Evolutions récentes du marché du travail japonais

Publié par Gérard Bouvier | Tribune
Le Japon compense son déclin démographique en mettant de plus en plus les femmes au travail. Celles-ci restent moins bien payées que les hommes, mais l’écart se réduit. Seules les jeunes femmes restant célibataires arrivent véritablement à tirer avantage d’une demande de travail assez soutenue.

Le Japon est encore la troisième économie mondiale, le niveau de vie par habitant s’y compare à celui des grands pays d’Europe occidentale (France, Allemagne, Grande- Bretagne). La très forte croissance observée durant le troisième quart du vingtième siècle n’est plus qu’un souvenir : l’inflation est nulle ou négative, la croissance du PIB reste atone depuis près de 30 ans. Ce pays possède de nombreux traits qui incitent à la réflexion comme modèle ou contre-modèle de développement socio-économique dans un contexte de stagnation de la population et de la croissance.

Parmi les pays très développés hors Europe, le Japon retient l’attention car sa démographie et son économie présentent de nombreux traits originaux. La population totale amorce un déclin depuis quelques années. L’espérance de vie est parmi les plus élevées au monde, tandis que les indicateurs de nuptialité et de fécondité sont très bas. Ainsi, la population actuelle est de 127 millions de personnes, et les projections prévoient une baisse jusqu’à 100 millions à l’horizon 2050. La proportion des moins de 15 ans est l’une des plus faibles du monde (12 %) et celle des plus de 65 ans dépasse les 28 %, sans doute le record mondial. A titre de comparaison, la population allemande devrait se maintenir entre 80 et 85 millions tout au long de la première moitié du XXIème siècle, la proportion des moins de 15 ans est à peu près similaire à celle du Japon, mais celle des plus de 65 ans n’est encore que de 21 %. Le Japon n’a jamais connu la colonisation, et n’a été lui-même que peu de temps puissance colonisatrice. Le pays est traditionnellement fermé à la migration. La population ne comprend que 2 % d’immigrés, l’obtention de la nationalité japonaise étant considérée extrêmement difficile. Le système d’enseignement supérieur japonais est très réputé, mais n’attire (ou n’accepte) que peu d’étrangers comparativement à des pays en concurrence directe, tels que l’Allemagne et l’Australie, voire la France.

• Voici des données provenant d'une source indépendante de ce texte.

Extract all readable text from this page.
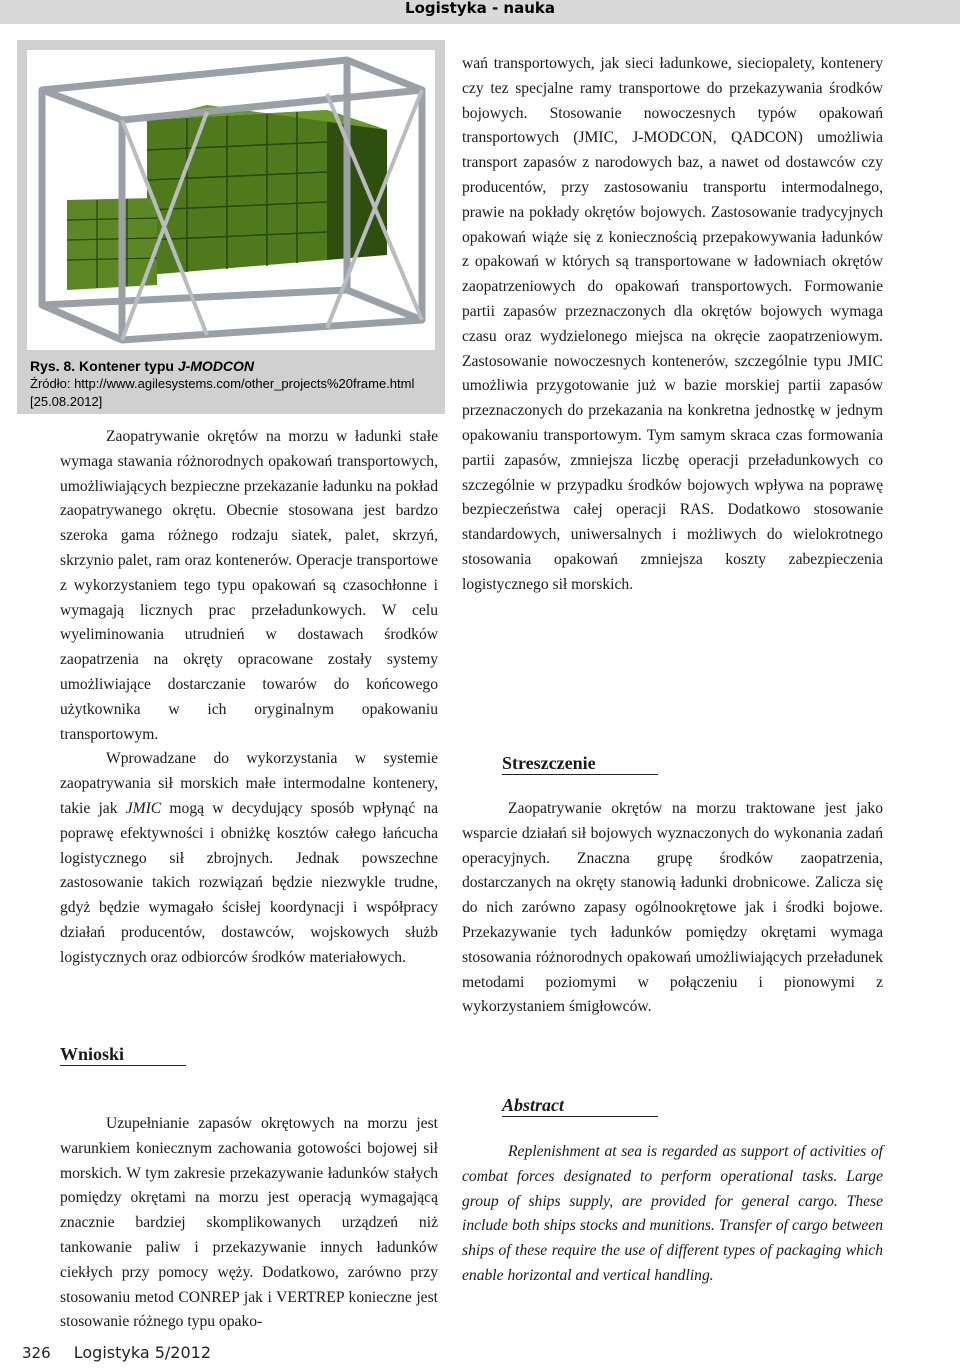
Logistyka - nauka
Rys. 8. Kontener typu J-MODCON
Źródło: http://www.agilesystems.com/other_projects%20frame.html
[25.08.2012]

Zaopatrywanie okrętów na morzu w ładunki stałe wymaga stawania różnorodnych opakowań transportowych, umożliwiających bezpieczne przekazanie ładunku na pokład zaopatrywanego okrętu. Obecnie stosowana jest bardzo szeroka gama różnego rodzaju siatek, palet, skrzyń, skrzynio palet, ram oraz kontenerów. Operacje transportowe z wykorzystaniem tego typu opakowań są czasochłonne i wymagają licznych prac przeładunkowych. W celu wyeliminowania utrudnień w dostawach środków zaopatrzenia na okręty opracowane zostały systemy umożliwiające dostarczanie towarów do końcowego użytkownika w ich oryginalnym opakowaniu transportowym.

Wprowadzane do wykorzystania w systemie zaopatrywania sił morskich małe intermodalne kontenery, takie jak JMIC mogą w decydujący sposób wpłynąć na poprawę efektywności i obniżkę kosztów całego łańcucha logistycznego sił zbrojnych. Jednak powszechne zastosowanie takich rozwiązań będzie niezwykle trudne, gdyż będzie wymagało ścisłej koordynacji i współpracy działań producentów, dostawców, wojskowych służb logistycznych oraz odbiorców środków materiałowych.

Wnioski

Uzupełnianie zapasów okrętowych na morzu jest warunkiem koniecznym zachowania gotowości bojowej sił morskich. W tym zakresie przekazywanie ładunków stałych pomiędzy okrętami na morzu jest operacją wymagającą znacznie bardziej skomplikowanych urządzeń niż tankowanie paliw i przekazywanie innych ładunków ciekłych przy pomocy węży. Dodatkowo, zarówno przy stosowaniu metod CONREP jak i VERTREP konieczne jest stosowanie różnego typu opako-

wań transportowych, jak sieci ładunkowe, sieciopalety, kontenery czy tez specjalne ramy transportowe do przekazywania środków bojowych. Stosowanie nowoczesnych typów opakowań transportowych (JMIC, J-MODCON, QADCON) umożliwia transport zapasów z narodowych baz, a nawet od dostawców czy producentów, przy zastosowaniu transportu intermodalnego, prawie na pokłady okrętów bojowych. Zastosowanie tradycyjnych opakowań wiąże się z koniecznością przepakowywania ładunków z opakowań w których są transportowane w ładowniach okrętów zaopatrzeniowych do opakowań transportowych. Formowanie partii zapasów przeznaczonych dla okrętów bojowych wymaga czasu oraz wydzielonego miejsca na okręcie zaopatrzeniowym. Zastosowanie nowoczesnych kontenerów, szczególnie typu JMIC umożliwia przygotowanie już w bazie morskiej partii zapasów przeznaczonych do przekazania na konkretna jednostkę w jednym opakowaniu transportowym. Tym samym skraca czas formowania partii zapasów, zmniejsza liczbę operacji przeładunkowych co szczególnie w przypadku środków bojowych wpływa na poprawę bezpieczeństwa całej operacji RAS. Dodatkowo stosowanie standardowych, uniwersalnych i możliwych do wielokrotnego stosowania opakowań zmniejsza koszty zabezpieczenia logistycznego sił morskich.

Streszczenie

Zaopatrywanie okrętów na morzu traktowane jest jako wsparcie działań sił bojowych wyznaczonych do wykonania zadań operacyjnych. Znaczna grupę środków zaopatrzenia, dostarczanych na okręty stanowią ładunki drobnicowe. Zalicza się do nich zarówno zapasy ogólnookrętowe jak i środki bojowe. Przekazywanie tych ładunków pomiędzy okrętami wymaga stosowania różnorodnych opakowań umożliwiających przeładunek metodami poziomymi w połączeniu i pionowymi z wykorzystaniem śmigłowców.

Abstract

Replenishment at sea is regarded as support of activities of combat forces designated to perform operational tasks. Large group of ships supply, are provided for general cargo. These include both ships stocks and munitions. Transfer of cargo between ships of these require the use of different types of packaging which enable horizontal and vertical handling.

326 Logistyka 5/2012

Dans ce contexte démographique, il est déjà paradoxal que le Japon maintienne une position favorable en matière économique.

Ce paradoxe fait l’objet d’analyses ; on reprend ici celle de D. Kawaguchi et H. Mori, parue dans les analyses de l’IZA_World of Labor (https://wol.iza.org/articles/the-labor-market-in-japan/long ).

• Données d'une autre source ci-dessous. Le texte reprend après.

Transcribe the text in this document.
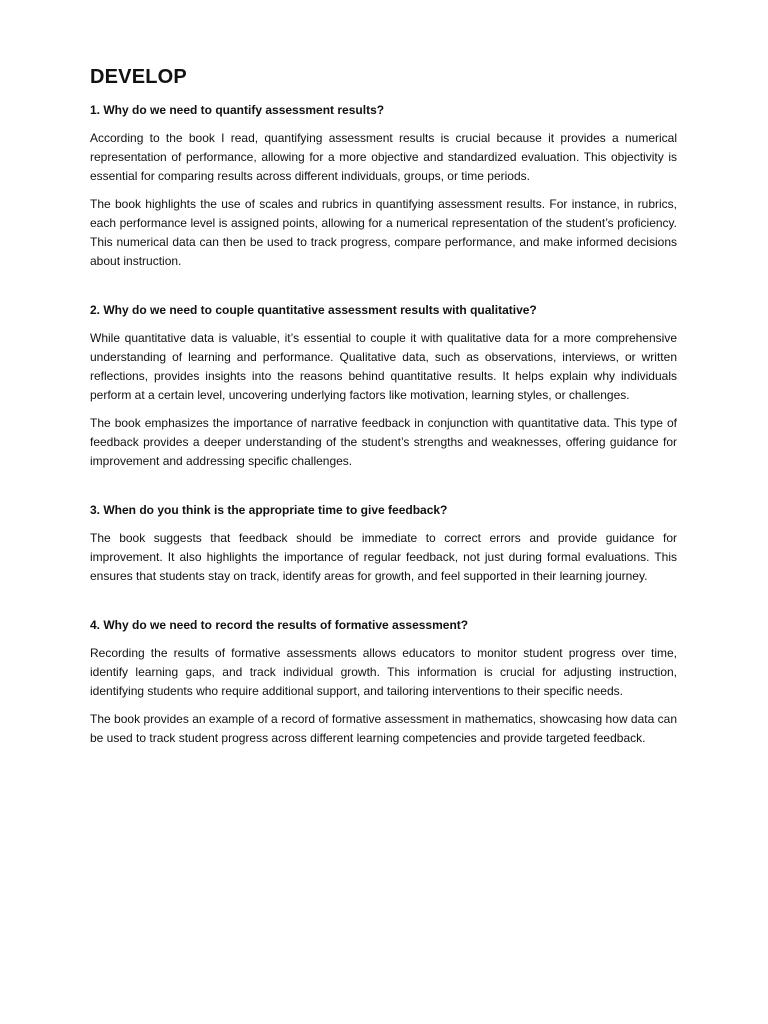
DEVELOP

1. Why do we need to quantify assessment results?

According to the book I read, quantifying assessment results is crucial because it provides a numerical representation of performance, allowing for a more objective and standardized evaluation. This objectivity is essential for comparing results across different individuals, groups, or time periods.

The book highlights the use of scales and rubrics in quantifying assessment results. For instance, in rubrics, each performance level is assigned points, allowing for a numerical representation of the student’s proficiency. This numerical data can then be used to track progress, compare performance, and make informed decisions about instruction.

2. Why do we need to couple quantitative assessment results with qualitative?

While quantitative data is valuable, it’s essential to couple it with qualitative data for a more comprehensive understanding of learning and performance. Qualitative data, such as observations, interviews, or written reflections, provides insights into the reasons behind quantitative results. It helps explain why individuals perform at a certain level, uncovering underlying factors like motivation, learning styles, or challenges.

The book emphasizes the importance of narrative feedback in conjunction with quantitative data. This type of feedback provides a deeper understanding of the student’s strengths and weaknesses, offering guidance for improvement and addressing specific challenges.

3. When do you think is the appropriate time to give feedback?

The book suggests that feedback should be immediate to correct errors and provide guidance for improvement. It also highlights the importance of regular feedback, not just during formal evaluations. This ensures that students stay on track, identify areas for growth, and feel supported in their learning journey.

4. Why do we need to record the results of formative assessment?

Recording the results of formative assessments allows educators to monitor student progress over time, identify learning gaps, and track individual growth. This information is crucial for adjusting instruction, identifying students who require additional support, and tailoring interventions to their specific needs.

The book provides an example of a record of formative assessment in mathematics, showcasing how data can be used to track student progress across different learning competencies and provide targeted feedback.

La population active se maintient, grâce à une augmentation substantielle de l’activité des femmes

La population en âge de travailler (15-64 ans) décline substantiellement sur la période 2000-2016, de 87 à 77 millions de personnes. Cela n’a pas d’impact sur la population active (les personnes en emploi ou en recherche d’emploi) : le fléchissement observé sur cette période, de 68 à 67 millions, est à peine marqué et la tendance récente, à l’augmentation, relativise encore cette baisse.

Le taux d’activité (= taux de participation) des hommes décline lentement, restant au-delà de 96 % pour les hommes de 25 à 54 ans, supérieur aux taux observés dans les pays les plus développés. En revanche, le taux d’activité des femmes, plutôt faible à l’aube du XXIème siècle, croît vigoureusement, la crise de 2008 n’ayant eu d’autre impact que de ralentir cette hausse. Ce taux dépasse maintenant celui des États-Unis et atteint 77 % en 2016.

La hausse du taux d’activité est uniforme pour les femmes, à l’exception des plus jeunes (15-24 ans), tandis que la stabilité de ce taux, voire un faible déclin, s’observe à tous âges pour les hommes. Exception notable, les plus âgés (60-64 ans) restent actifs en proportion croissante.

Le maintien de la population active au Japon résulte donc d’une participation accrue de personnes (femmes, personnes âgées) déjà présentes sur le territoire.

L’économie japonaise se restructure aux dépens de l’industrie et de la construction et au profit des services à la personnes

La « désindustrialisation » affecte le Japon, comme bien d’autres pays très développés. L’économie japonaise a gagné près d’un million d’emploi sur la période 2000-2016. Premier solde, les femmes sont 2 millions de plus à travailler, les hommes un peu plus d’un million en moins. Industrie et construction perdent plus de deux millions d’emplois. En revanche les services se sont beaucoup développés. Cependant, la croissance de ces services s’observe très majoritairement dans les services des soins aux personnes, notamment les personnes âgées, qui concernent 3 millions de personnes de plus en 2016  qu’en 2000, dont plus de deux millions de femmes. Cela est cohérent avec le vieillissement général de la population japonaise, déjà signalé. Il convient de remarquer que les services aux jeunes personnes, donc l’éducation, ne se sont pas beaucoup développés. Un recours à une main d’œuvre non nécessairement très qualifié est donc requis.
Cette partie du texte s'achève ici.